Species of flowering plant

Pachysandra terminalis, the Japanese pachysandra, carpet box or Japanese spurge, is a species of flowering plant in the boxwood family Buxaceae, native to Japan, Korea and China and introduced to eastern North America. It is a slow-growing, spreading evergreen perennial growing to 10 cm tall by 60 cm broad, with alternate, simple, glossy leaves, and creeping stems. The leaves may yellow in direct sunlight or in winter. When growing in a spreading mass of many plants, a dense cover is formed.

The flowers are white, borne above the foliage. In temperate Northern Hemisphere sites they appear late in the month of March and throughout the month of April. The plant is very cold hardy.

The specific epithet terminalis means "ending", and refers to the clusters of leaves which appear at the end of the short stems.

==Cultivation==
Pachysandra terminalis is cultivated as an ornamental plant, for use as a massed groundcover, low grouped element, or accent plant in the ground. It is a suitable lower plant for container gardening, and shaded or "northside" window boxes. It takes about three years to establish a solid groundcover in suitable climates, when new plantings are spaced 6–12 in apart. It spreads by new stems sprouting from the spreading root system.

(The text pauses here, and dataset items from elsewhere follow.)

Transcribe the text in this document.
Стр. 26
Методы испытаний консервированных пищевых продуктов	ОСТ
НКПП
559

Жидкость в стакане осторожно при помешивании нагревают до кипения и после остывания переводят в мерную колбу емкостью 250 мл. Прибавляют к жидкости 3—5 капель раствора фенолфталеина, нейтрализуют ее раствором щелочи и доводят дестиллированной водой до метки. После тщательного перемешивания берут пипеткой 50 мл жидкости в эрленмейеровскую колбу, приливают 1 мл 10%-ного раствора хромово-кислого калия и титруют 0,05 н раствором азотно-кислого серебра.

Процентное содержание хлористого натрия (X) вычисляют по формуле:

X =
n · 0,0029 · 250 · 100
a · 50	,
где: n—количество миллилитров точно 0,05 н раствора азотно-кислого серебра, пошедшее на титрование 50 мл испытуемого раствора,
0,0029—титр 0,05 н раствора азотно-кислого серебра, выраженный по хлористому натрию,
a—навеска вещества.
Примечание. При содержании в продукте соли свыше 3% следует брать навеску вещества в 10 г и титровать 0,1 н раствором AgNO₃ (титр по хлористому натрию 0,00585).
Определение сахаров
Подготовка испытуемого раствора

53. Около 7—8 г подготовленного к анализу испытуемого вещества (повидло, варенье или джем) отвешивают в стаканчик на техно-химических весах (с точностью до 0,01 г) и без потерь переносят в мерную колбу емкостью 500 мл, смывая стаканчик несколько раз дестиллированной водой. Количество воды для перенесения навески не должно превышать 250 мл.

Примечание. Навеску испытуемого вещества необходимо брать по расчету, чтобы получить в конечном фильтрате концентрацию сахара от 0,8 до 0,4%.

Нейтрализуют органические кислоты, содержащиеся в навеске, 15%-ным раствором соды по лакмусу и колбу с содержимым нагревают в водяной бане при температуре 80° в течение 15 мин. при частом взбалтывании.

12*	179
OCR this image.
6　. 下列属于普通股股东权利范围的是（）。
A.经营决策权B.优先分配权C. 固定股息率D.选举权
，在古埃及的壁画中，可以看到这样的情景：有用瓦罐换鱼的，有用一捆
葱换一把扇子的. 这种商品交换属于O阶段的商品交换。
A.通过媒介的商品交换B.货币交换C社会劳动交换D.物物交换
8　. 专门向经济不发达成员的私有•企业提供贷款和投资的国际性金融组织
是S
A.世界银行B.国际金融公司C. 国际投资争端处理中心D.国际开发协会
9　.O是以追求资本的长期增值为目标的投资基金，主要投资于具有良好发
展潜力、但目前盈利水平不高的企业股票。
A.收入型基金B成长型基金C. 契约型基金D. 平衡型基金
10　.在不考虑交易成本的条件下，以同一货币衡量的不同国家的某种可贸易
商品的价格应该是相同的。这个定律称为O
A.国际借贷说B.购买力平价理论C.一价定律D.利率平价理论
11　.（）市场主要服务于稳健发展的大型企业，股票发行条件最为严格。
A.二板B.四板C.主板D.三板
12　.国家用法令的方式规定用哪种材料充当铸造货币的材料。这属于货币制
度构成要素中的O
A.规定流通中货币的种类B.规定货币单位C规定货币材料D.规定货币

The plant prefers a moist and well-drained soil that is both acidic and rich. A humus amended loam (acidic pH) soil, with regular organic fertilizer applications and watering-rainfall is optimal. However, the plant is tolerant of neutral to slightly alkaline pH soils, and to periodic dryness, especially in humid and non-arid climates.

===Cultivars===
Numerous cultivars have been developed for garden use, of which 'Variegata' has gained the Royal Horticultural Society's Award of Garden Merit.

===Propagation===
Pachysandra terminalis can be propagated by dividing and transplanting clumps, by rooting stem cuttings, or by removing seedlings that have grown through the spread of roots from the main flower.

==Invasiveness==
Pachysandra terminalis is highly invasive in the United States and Canada. Brought to North America from Asia as an ornamental groundcover, it spreads aggressively via underground rhizomes. It forms dense, evergreen mats that expand across property lines, crowding out native species and altering forest ecosystems. There are many native groundcovers that can be substituted for Japanese pachysandra.